Der Gemeinderat hat sich vorgenommen, im Bildungsbereich, d.h. besonders auch bei der Kinderbetreuung, bei der der Zuschuss auf 20,2 Mio. € steigen wird, und in den Schulen (Stichwort: Ganztagschulen), weitere finanzielle Anstrengungen zu unternehmen. Dabei erwarten wir natürlich die Realisierung der Zusage der Landesregierung, die Kommunen nachhaltig zu unterstützen. Der Bund ist schon mit gutem Beispiel vorangegangen, indem er bei der Sozial- und Jugendhilfe eine spürbare Entlastung bringt.

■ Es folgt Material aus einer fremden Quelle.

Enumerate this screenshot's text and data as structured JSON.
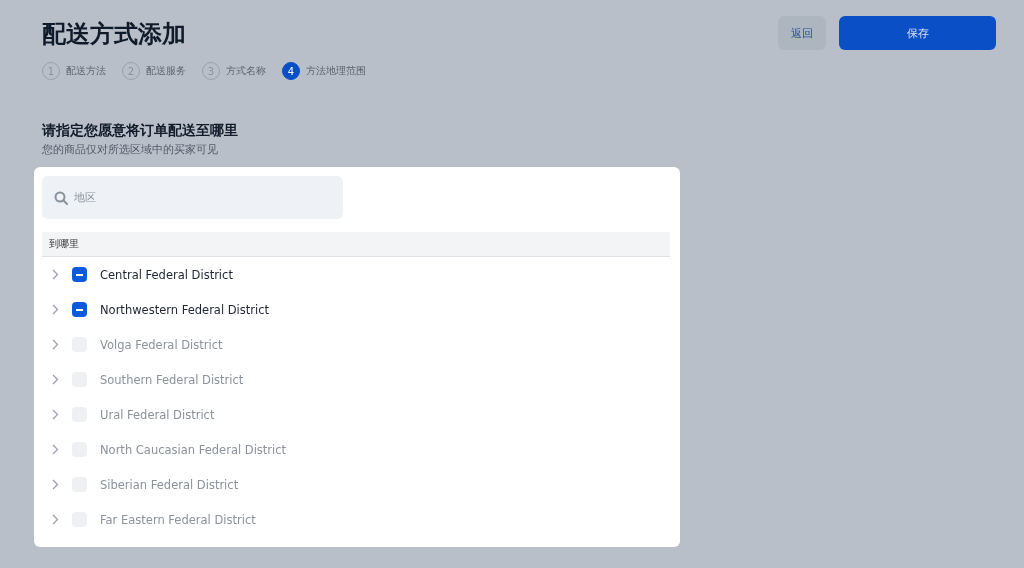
{
  "title": "配送方式添加",
  "steps": [
    {
      "number": "1",
      "label": "配送方法",
      "selected": false
    },
    {
      "number": "2",
      "label": "配送服务",
      "selected": false
    },
    {
      "number": "3",
      "label": "方式名称",
      "selected": false
    },
    {
      "number": "4",
      "label": "方法地理范围",
      "selected": true
    }
  ],
  "buttons": {
    "back": "返回",
    "save": "保存"
  },
  "section": {
    "heading": "请指定您愿意将订单配送至哪里",
    "subtitle": "您的商品仅对所选区域中的买家可见"
  },
  "search": {
    "placeholder": "地区"
  },
  "table": {
    "column": "到哪里",
    "rows": [
      {
        "name": "Central Federal District",
        "indeterminate": true
      },
      {
        "name": "Northwestern Federal District",
        "indeterminate": true
      },
      {
        "name": "Volga Federal District",
        "indeterminate": false
      },
      {
        "name": "Southern Federal District",
        "indeterminate": false
      },
      {
        "name": "Ural Federal District",
        "indeterminate": false
      },
      {
        "name": "North Caucasian Federal District",
        "indeterminate": false
      },
      {
        "name": "Siberian Federal District",
        "indeterminate": false
      },
      {
        "name": "Far Eastern Federal District",
        "indeterminate": false
      }
    ]
  }
}
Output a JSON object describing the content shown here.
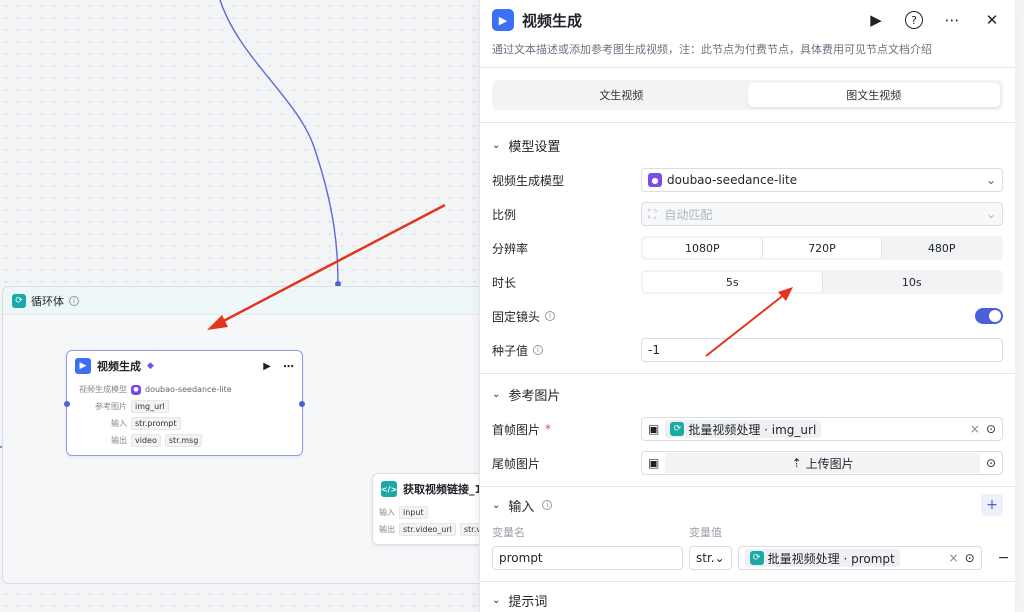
{
  "canvas": {
    "loop": {
      "title": "循环体"
    },
    "video_node": {
      "title": "视频生成",
      "rows": [
        {
          "label": "视频生成模型",
          "values": [
            "doubao-seedance-lite"
          ]
        },
        {
          "label": "参考图片",
          "values": [
            "img_url"
          ]
        },
        {
          "label": "输入",
          "values": [
            "str.prompt"
          ]
        },
        {
          "label": "输出",
          "values": [
            "video",
            "str.msg"
          ]
        }
      ]
    },
    "link_node": {
      "title": "获取视频链接_1",
      "rows": [
        {
          "label": "输入",
          "values": [
            "input"
          ]
        },
        {
          "label": "输出",
          "values": [
            "str.video_url",
            "str.vi"
          ]
        }
      ]
    }
  },
  "panel": {
    "title": "视频生成",
    "description": "通过文本描述或添加参考图生成视频，注：此节点为付费节点，具体费用可见节点文档介绍",
    "tabs": [
      "文生视频",
      "图文生视频"
    ],
    "model_section": {
      "title": "模型设置",
      "model_label": "视频生成模型",
      "model_value": "doubao-seedance-lite",
      "ratio_label": "比例",
      "ratio_value": "自动匹配",
      "resolution_label": "分辨率",
      "resolution_options": [
        "1080P",
        "720P",
        "480P"
      ],
      "duration_label": "时长",
      "duration_options": [
        "5s",
        "10s"
      ],
      "fixed_camera_label": "固定镜头",
      "seed_label": "种子值",
      "seed_value": "-1"
    },
    "ref_section": {
      "title": "参考图片",
      "first_label": "首帧图片",
      "first_value": "批量视频处理 · img_url",
      "last_label": "尾帧图片",
      "upload_label": "上传图片"
    },
    "input_section": {
      "title": "输入",
      "col_name": "变量名",
      "col_value": "变量值",
      "var_name": "prompt",
      "var_type": "str.",
      "var_value": "批量视频处理 · prompt"
    },
    "next_section": "提示词"
  }
}
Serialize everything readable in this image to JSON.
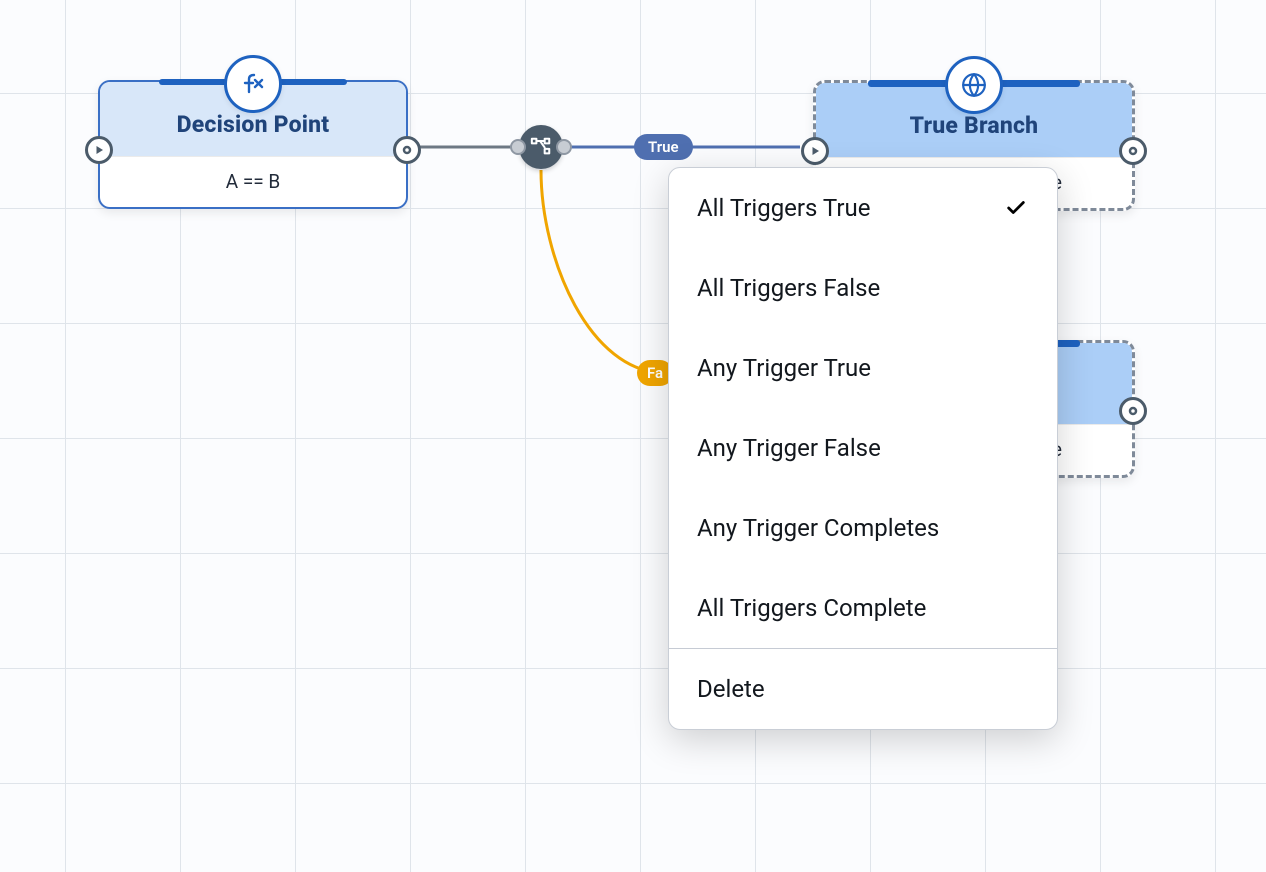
{
  "nodes": {
    "decision": {
      "title": "Decision Point",
      "body": "A == B"
    },
    "true_branch": {
      "title": "True Branch",
      "body_partial": "e"
    },
    "false_branch": {
      "title": "",
      "body_partial": "e"
    }
  },
  "edge_labels": {
    "true": "True",
    "false": "Fa"
  },
  "context_menu": {
    "items": [
      {
        "label": "All Triggers True",
        "checked": true
      },
      {
        "label": "All Triggers False",
        "checked": false
      },
      {
        "label": "Any Trigger True",
        "checked": false
      },
      {
        "label": "Any Trigger False",
        "checked": false
      },
      {
        "label": "Any Trigger Completes",
        "checked": false
      },
      {
        "label": "All Triggers Complete",
        "checked": false
      }
    ],
    "footer": "Delete"
  }
}
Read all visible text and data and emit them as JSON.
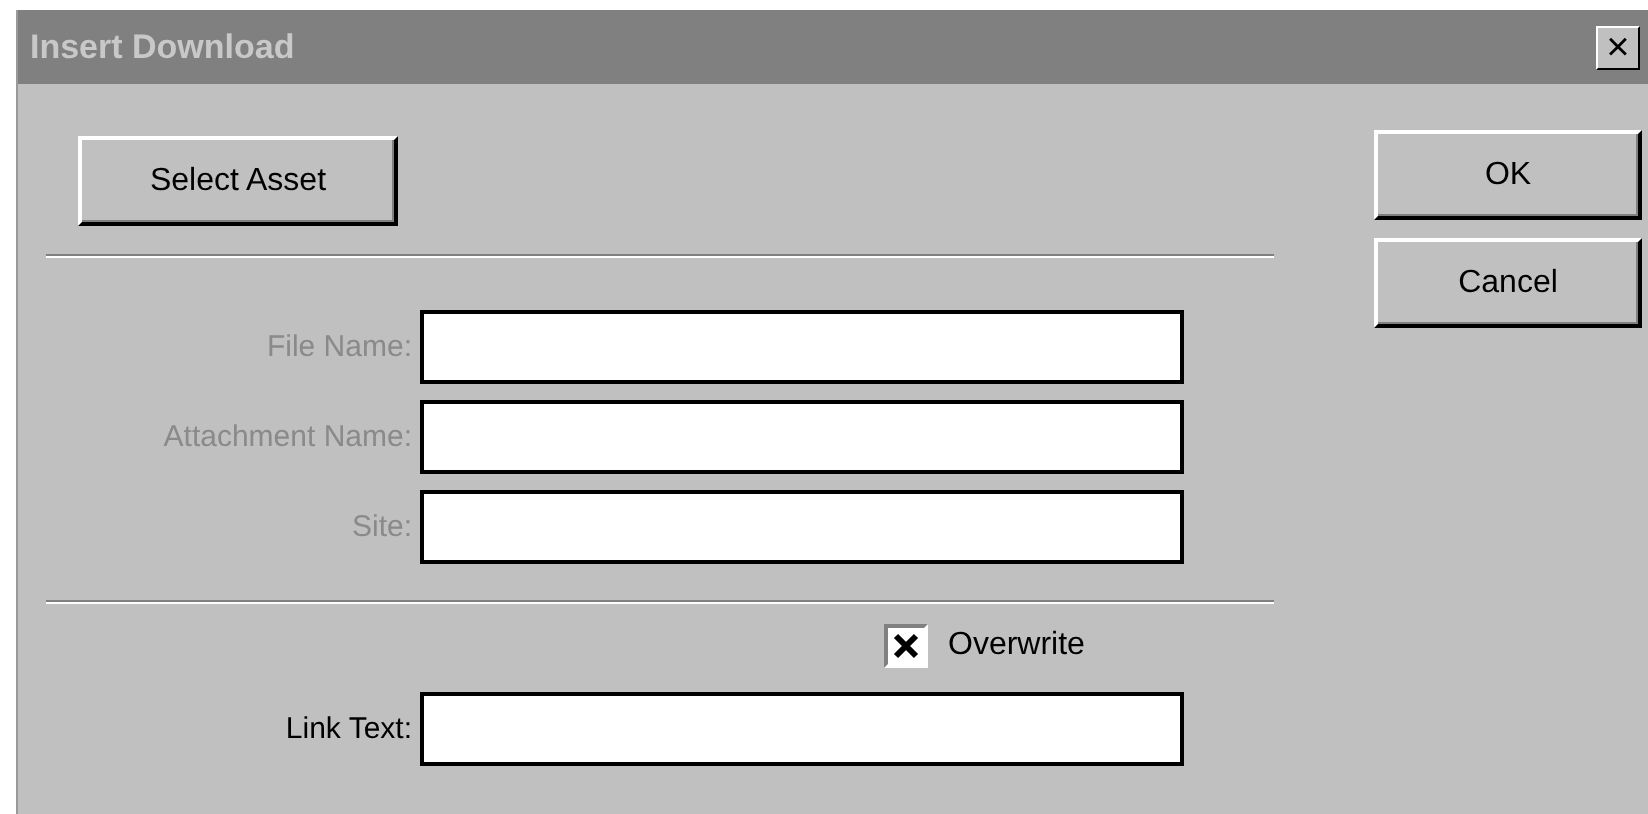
{
  "window": {
    "title": "Insert Download",
    "close": "×"
  },
  "select_button": "Select Asset",
  "fields": [
    {
      "label": "File Name:",
      "disabled": true
    },
    {
      "label": "Attachment Name:",
      "disabled": true
    },
    {
      "label": "Site:",
      "disabled": true
    }
  ],
  "overwrite": {
    "label": "Overwrite",
    "checked": true
  },
  "link_text": {
    "label": "Link Text:",
    "disabled": false
  },
  "buttons": [
    "OK",
    "Cancel"
  ]
}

Auch das Wachstums- und Impulsprogramm wird als dauerhaftes Sanierungsprogramm mit einem Volumen von 6,4 Mio. € weitergeführt, wobei davon 1 Mio. € für energetische Gebäudesanierung vorgesehen werden.

Unsicher sind noch die zusätzlichen Personalkosten, bei denen z.Zt. von einer Steigerung von 2% ausgegangen wird, und die Entwicklung der Sozialausgaben, bedingt durch höhere Fallzahlen im Bereich der Eingliederungshilfe und der Hilfe zur Pflege.

Ich möchte jetzt nicht weiter ins Detail gehen. Wir werden sicher bei den Haushaltsberatungen die eine oder andere Position z. B. die einmaligen oder befristeten Sonderfaktoren noch unter die Lupe nehmen.

Alles, was wir in Zukunft beschließen, muss sich an den „10 Ulmer Geboten“, wie sie unser Kollege Walter Grees genannt hat, orientieren. Dabei müssen wir immer berücksichtigen, dass Prognosen alles andere als verlässlich sind. Ich erinnere an die Finanz- und Wirtschaftskrise oder an die Zuwanderung, die vielleicht den demografischen Wandel günstig beeinflussen könnte, was natürlich sehr erfreulich wäre.

All unser Planen nützt uns nichts, wenn die wirtschaftlichen Rahmenbedingungen sich deutlich verschlechtern oder die Zuweisungen vom Land oder vom Bund gekürzt werden.

Einiges haben wir selbst in der Hand, wenn wir weiterhin mit unseren Finanzmitteln verantwortungsbewusst umgehen und unsere Stadt für Zuzug und neue Arbeitsplätze attraktiv machen. Dazu gehört auch, dass wir uns gerade als Ulmer vorbehaltlos für das Jahrhundertprojekt „ Stuttgart 21“ und die Schnellbahnstrecke Wendlingen- Ulm einsetzen. Sollte dieses Projekt scheitern, können wir viele Zukunftsträume vergessen:

Bevölkerungswachstum durch Zuzug, Industrie- und Gewerbeansiedlung, Erweiterung der Wissenschaftsstadt, Vergrößerung der Universität und nicht zuletzt den Citybahnhof, weil die Bahn in Zukunft sicher kein Geld in einen von der Magistrale Paris-Budapest abgehängten Provinz-Bahnhof stecken wird. Dann hätten „Die Grünen“ das erreicht, was ihnen zum Glück bei der Ulmer Wissenschaftsstadt nicht gelungen ist, nämlich Ulm und der ganzen Region die Zukunft zu verbauen.

Ihnen, Herr Bürgermeister Czisch und Ihren Mitarbeiterinnen und Mitarbeitern danke ich, auch im Namen meiner Fraktion für die Vorlage der Entwürfe des Haushaltsplans 2012 und der Mittelfristigen Finanzplanung 2011 bis 2015.